OpenIM Stress and Reliability Testing

Background

To comprehensively test OpenIM, it is first necessary to clarify its core functions and architecture. OpenIM is not a standalone chat application like WeChat or Slack; instead, it is an open-source instant messaging solution that includes IMSDK (for client integration) and IMServer (for private deployment). This allows developers to easily integrate instant messaging features into their own applications, providing an alternative to cloud-based instant messaging services like Twilio or Sendbird. Since IMSDK is built on the openim-sdk-core written in Go, simulating large-scale user scenarios on mobile devices presents certain challenges. In reality, testing with thousands of mobile phones is impractical. Therefore, we have designed two sets of testing programs:

Test Program A - Reliability:
- This program loads and runs openim-sdk-core on a server to simulate IMSDK instances. Each instance uses SQLite for message storage. This approach can comprehensively simulate client behavior, including sending, receiving, storing messages, and callbacks, effectively verifying the reliability and latency of message transmission. However, running too many SDK instances on a single server may degrade IMSDK performance.
Test Program B - Stress:
- This program streamlines IMSDK functionality, retaining only login and message sending/receiving features.

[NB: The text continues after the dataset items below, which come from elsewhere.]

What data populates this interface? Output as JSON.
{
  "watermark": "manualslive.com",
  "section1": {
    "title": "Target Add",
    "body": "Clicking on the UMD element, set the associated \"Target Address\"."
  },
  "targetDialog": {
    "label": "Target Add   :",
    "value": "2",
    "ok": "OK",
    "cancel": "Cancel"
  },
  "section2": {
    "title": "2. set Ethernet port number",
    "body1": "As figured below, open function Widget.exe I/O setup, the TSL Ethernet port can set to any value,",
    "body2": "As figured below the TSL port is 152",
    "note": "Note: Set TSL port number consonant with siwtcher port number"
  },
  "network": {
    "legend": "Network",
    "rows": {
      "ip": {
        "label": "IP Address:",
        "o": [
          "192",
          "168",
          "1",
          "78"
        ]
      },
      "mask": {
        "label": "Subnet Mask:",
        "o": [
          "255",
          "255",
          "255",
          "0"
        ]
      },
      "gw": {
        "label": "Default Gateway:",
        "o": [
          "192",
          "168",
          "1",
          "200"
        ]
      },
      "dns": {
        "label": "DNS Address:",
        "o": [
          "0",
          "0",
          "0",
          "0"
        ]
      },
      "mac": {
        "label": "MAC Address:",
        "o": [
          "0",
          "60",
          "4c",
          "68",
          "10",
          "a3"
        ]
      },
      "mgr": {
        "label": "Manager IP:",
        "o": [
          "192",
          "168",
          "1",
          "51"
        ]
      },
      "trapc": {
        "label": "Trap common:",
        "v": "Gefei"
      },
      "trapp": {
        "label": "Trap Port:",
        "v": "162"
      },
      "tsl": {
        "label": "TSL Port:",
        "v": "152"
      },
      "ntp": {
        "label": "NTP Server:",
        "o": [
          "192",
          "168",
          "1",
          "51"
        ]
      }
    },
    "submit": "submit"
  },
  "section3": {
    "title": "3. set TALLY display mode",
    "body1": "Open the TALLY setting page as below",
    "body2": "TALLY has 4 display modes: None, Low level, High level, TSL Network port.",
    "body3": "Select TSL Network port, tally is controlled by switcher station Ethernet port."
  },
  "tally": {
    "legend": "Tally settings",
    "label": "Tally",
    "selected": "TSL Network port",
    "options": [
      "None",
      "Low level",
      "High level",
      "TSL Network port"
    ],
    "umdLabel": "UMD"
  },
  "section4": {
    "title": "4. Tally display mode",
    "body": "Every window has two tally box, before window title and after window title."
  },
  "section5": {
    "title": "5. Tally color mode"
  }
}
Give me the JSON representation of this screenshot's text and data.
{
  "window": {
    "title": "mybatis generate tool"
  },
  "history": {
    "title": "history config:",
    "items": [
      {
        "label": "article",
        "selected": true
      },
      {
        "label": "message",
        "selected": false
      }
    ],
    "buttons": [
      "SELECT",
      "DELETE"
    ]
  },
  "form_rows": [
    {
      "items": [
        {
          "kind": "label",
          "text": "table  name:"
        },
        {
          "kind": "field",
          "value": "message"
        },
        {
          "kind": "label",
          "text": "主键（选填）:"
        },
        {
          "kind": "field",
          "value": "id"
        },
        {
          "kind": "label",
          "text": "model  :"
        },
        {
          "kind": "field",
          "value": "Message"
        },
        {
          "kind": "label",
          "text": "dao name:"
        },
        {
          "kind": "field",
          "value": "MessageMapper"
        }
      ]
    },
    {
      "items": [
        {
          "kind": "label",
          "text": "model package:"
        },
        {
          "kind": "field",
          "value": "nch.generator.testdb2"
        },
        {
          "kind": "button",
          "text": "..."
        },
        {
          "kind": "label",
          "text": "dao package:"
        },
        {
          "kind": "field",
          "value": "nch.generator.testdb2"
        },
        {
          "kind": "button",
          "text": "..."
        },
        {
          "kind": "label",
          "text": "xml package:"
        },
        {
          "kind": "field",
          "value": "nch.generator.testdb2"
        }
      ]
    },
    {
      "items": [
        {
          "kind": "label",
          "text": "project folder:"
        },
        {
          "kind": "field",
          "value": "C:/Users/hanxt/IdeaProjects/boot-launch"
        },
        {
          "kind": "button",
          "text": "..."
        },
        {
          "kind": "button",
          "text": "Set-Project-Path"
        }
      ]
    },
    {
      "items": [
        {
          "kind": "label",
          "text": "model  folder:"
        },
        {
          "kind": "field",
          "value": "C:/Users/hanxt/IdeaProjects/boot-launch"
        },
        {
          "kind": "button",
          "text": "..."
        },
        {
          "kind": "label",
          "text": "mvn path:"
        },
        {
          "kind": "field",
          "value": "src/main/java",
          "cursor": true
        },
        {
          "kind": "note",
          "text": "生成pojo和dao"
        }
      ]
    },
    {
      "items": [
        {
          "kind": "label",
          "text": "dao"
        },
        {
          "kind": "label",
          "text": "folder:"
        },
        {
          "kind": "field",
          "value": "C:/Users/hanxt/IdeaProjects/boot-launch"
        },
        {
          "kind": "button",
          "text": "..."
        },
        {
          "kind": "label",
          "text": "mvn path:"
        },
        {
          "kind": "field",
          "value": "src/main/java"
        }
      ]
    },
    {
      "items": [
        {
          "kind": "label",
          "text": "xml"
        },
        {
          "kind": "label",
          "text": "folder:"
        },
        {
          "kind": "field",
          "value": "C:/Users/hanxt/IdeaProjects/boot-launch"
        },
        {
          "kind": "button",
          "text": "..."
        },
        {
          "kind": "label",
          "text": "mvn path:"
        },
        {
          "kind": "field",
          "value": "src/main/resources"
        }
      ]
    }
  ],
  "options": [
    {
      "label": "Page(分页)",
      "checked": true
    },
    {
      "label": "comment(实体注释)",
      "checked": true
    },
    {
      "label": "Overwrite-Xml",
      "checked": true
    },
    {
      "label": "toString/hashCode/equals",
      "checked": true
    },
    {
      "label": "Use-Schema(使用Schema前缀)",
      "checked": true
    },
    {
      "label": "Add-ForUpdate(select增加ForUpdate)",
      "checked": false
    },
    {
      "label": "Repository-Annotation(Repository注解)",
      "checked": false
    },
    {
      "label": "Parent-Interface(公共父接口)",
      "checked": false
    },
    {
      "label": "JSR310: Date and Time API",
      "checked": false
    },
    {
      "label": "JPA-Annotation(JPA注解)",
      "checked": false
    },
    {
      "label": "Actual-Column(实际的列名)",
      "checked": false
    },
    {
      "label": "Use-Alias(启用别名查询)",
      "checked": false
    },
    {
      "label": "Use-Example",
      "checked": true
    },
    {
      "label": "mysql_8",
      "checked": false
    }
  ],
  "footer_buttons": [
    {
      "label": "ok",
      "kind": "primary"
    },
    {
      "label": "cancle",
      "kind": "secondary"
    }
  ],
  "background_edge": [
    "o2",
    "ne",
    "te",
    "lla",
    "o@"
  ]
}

It aims to simulate high-concurrency scenarios by launching a large number of instances to evaluate server performance and stability under heavy load. Although this method cannot fully verify all client SDK processes, it is crucial for assessing the server's capacity and resource management strategies. Its downside is that it cannot fully simulate IMSDK functionality, thus unable to verify the reliability of message transmission.

By combining these two testing programs, Program B is primarily used to simulate a large number of users online simultaneously and engaging in message interactions to increase server load; Program A is used to load IMSDK and assess message reliability and latency through sampling statistics. The combined use of both programs better simulates real user scenarios and provides an objective test report for IMSDK. This dual testing strategy ensures a comprehensive evaluation and verification of the system from different perspectives.

Reliability and Latency

Message reliability typically refers to the reliability of message delivery, known as "message guaranteed delivery." This means that once a message is sent, it must be successfully received by the recipient. Considering the complexity of network environments and the uncertainty of user online statuses, message reliability undoubtedly becomes a core performance metric of an IM system and a significant implementation challenge. When we talk about the "reliability" of an IM system, it mainly refers to the reliability of chat message delivery. It should be noted that "messages" here are broad, including various invisible commands and notifications to users, such as group join/leave notifications, friend addition notifications, etc.

Message latency refers to the time elapsed from when client A creates and sends a message to when client B successfully receives and stores it in the database. Some IM systems only count the time from when the message is sent from the client to when the server receives it, which is not comprehensive. The correct approach should include the overall time from client A sending to client B receiving.

Testing Resources

Server 1: Ubuntu 22.04.2, 16 Core, 64GB RAM, 150GB HDD: Deploys components and IMServer; concurrently deploys Test Program B, and possibly Test Program A on shared memory /dev/shm.
Server 2: Ubuntu 18.04.5, 4 Core, 8GB RAM, 40GB HDD: Deploys Test Program A on shared memory /dev/shm.

In the server's start-config.yml, adjust the service instances to openim-push: 8, openim-msgtransfer: 8, and keep other instances at 1.

Test Scenarios and Results

Test 1: 200 Users

Test Program A simulates 200 users, with 100 logging in immediately and sending messages to small groups and friends.

Test Program A collects message integrity and latency statistics using:

go run main.go -lgr 0.5 -imf -crg -ckgn -ckcon -sem -ckmsn -u 200 -su 10 -lg 2 -cg 2 -cgm 5 -sm 5 -gm 5 -reg

At this time, Test Program A is deployed on Server 1's shared memory /dev/shm.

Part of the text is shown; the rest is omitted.